- Born: 31 March 1923 Portland, New South Wales
- Died: 15 July 2007 (aged 84)
- Occupation: Teacher librarian
- Known for: Advocate for children's literature

= Joyce Fardell =

Australian teacher librarian

Joyce Fardell (1923–2007) was an Australian teacher librarian and advocate for children's literature. She was instrumental in establishing teacher librarian roles in New South Wales Schools, establishing the principle of teacher-librarians being qualified both as teachers and as librarians.

==Early life==
Joyce Gladys Fardell was born in Portland, New South Wales on 31 March 1923. She attended Portland Intermediate High School and won a bursary to further her high school education. Joyce attended Sydney University 1940-1943 and did her practice teaching at Sydney Girls High School in 1943.

==Career==
Joyce began her career as a teacher, then teacher librarian, at Portland Intermediate High School in 1944. She then became teacher librarian at Penrith High School from 1951 to 1955.

Joyce was invited to join the NSW School Library Service in 1956, by the "founding" officer-in-charge, Elizabeth Hill. There she worked with Ailsa Hows and Maurice Saxby. In 1959, Joyce became the officer-in-charge.

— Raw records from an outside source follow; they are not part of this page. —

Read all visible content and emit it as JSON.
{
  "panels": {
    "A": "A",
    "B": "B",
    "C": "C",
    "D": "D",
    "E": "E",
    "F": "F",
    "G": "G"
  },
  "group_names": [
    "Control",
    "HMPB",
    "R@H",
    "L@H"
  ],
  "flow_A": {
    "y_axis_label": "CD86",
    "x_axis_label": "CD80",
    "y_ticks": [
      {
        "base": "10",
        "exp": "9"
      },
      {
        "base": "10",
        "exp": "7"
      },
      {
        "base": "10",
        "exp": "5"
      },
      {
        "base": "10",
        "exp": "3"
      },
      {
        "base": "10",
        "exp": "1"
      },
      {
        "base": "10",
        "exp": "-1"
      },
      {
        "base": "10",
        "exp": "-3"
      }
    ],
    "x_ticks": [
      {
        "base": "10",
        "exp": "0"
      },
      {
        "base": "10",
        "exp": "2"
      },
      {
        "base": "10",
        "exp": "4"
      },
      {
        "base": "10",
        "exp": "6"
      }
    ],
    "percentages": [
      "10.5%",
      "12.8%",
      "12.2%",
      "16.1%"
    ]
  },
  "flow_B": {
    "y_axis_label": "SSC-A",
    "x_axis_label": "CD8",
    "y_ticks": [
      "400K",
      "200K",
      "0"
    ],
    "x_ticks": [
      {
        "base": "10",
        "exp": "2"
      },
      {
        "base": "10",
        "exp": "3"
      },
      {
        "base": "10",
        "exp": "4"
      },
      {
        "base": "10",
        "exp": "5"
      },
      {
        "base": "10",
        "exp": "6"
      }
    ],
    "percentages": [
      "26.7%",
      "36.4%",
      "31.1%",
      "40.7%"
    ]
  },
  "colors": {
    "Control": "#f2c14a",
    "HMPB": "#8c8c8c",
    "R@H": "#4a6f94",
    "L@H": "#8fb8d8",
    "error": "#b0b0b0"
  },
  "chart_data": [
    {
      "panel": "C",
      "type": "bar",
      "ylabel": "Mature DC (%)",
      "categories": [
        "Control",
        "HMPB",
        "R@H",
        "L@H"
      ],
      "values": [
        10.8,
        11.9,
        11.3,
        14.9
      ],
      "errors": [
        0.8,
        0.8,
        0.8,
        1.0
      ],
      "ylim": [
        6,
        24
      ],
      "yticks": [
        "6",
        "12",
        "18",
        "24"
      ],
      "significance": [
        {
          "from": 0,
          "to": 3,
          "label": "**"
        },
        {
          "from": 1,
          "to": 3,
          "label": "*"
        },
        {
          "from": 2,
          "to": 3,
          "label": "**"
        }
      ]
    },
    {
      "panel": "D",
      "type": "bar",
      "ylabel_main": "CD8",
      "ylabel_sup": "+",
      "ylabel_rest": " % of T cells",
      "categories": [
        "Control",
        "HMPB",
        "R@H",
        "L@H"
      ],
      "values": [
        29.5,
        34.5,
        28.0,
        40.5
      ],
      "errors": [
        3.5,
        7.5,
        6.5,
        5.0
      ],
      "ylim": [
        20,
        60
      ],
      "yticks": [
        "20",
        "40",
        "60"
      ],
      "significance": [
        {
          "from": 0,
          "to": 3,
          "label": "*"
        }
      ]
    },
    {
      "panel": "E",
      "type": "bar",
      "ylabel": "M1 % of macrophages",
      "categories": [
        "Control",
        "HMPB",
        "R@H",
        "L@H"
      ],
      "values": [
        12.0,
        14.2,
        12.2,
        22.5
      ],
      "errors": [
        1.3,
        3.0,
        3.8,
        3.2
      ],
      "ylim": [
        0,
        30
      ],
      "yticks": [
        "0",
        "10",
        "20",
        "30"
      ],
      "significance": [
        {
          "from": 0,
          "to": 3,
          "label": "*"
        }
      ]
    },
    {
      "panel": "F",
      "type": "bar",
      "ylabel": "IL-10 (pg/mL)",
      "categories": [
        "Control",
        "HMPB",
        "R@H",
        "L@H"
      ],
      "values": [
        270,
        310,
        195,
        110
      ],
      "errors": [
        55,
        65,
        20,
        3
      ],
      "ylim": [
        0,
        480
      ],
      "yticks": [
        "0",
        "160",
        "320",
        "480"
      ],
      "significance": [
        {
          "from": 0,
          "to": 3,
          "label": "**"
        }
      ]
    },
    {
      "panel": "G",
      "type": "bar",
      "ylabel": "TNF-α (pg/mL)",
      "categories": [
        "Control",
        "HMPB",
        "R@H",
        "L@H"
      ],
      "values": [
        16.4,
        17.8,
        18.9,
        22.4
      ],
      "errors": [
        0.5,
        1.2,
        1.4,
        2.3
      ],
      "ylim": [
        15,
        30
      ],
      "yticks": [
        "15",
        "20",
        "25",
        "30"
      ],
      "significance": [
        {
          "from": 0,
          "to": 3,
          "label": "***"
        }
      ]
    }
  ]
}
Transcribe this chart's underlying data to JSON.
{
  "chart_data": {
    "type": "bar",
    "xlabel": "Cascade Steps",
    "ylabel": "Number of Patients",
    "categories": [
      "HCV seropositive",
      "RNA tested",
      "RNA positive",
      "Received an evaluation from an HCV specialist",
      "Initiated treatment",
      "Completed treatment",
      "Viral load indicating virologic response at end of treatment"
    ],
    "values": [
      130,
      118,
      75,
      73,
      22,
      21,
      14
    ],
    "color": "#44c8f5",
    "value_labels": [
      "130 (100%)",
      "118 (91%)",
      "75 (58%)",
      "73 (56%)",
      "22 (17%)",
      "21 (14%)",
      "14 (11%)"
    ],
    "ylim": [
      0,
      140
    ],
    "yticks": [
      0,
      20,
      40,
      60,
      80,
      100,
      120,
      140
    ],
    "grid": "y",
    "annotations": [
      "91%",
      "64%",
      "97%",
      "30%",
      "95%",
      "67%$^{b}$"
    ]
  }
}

With Director of Studies John Vaughan and Inspector of Schools Phil Brownlee, Joyce co-authored the Report on School Libraries in 1969 which highlighted the need for libraries in New South Wales schools and training for teacher librarians. Joyce established a ten-day training course for teacher librarians. School Library Services was renamed Library Services in 1973, with Joyce as Head. In 1975 when the first full year course was established for teacher librarians, she lobbied for the Education Department to fund the attendance of teachers. Under Joyce's guidance, NSW School Library Service/Library Services provided advice and guidance to all school teacher librarians, and school and departmental administrators and decision makers. These included publication of the Children's Book List., Literature and the Reading Programme ., and the Central cataloguing bulletin, the precursor to SCAN.

Joyce was a foundation member of the Children's Libraries Section of the Library Association of Australia when the group was established in NSW in 1953. She was active in the Children's Book Council of Australia and a noted authority on children's literature.

In 1970 Joyce coordinated a conference on school libraries as part of the World Confederation of Organisations of the Teaching Profession forum which was held in Sydney. influencing the movement to establish the International Association of School Librarianship which was formed the following year. Joyce retired from New South Wales Department of Education, Division of Services, Library Services in 1979.

==Works==
- Fardell, Joyce (1978). "Are we playing games with words again?"
- Fardell, Joyce (1988). "Elizabeth Hill and the NSW School Library Service"
- Fardell, Joyce (1980). "Humour in children's fiction"
- Fardell, Joyce (1995). "Memories"
- Fardell, Joyce (1969). "School libraries - A call for leadership"
- Fardell, J (1978). "A statement of policy in regard to school libraries"
- Vaughan, W (1969). "Report of the Committee appointed to examine the operation of School Libraries and the School Library Service in New South Wales"

==Awards==
- 1982 – Lady Cutler Award from the Children's Book Council of Australia for distinguished services to children's literature in New South Wales

==Personal life==
In 2007 Joyce established the Ruth Marion Fardell Bursary at the University of Sydney for students in wheelchairs, in memory of her mother.

Joyce died on 15 July 2007 in Ashfield, New South Wales. She was 84 years old.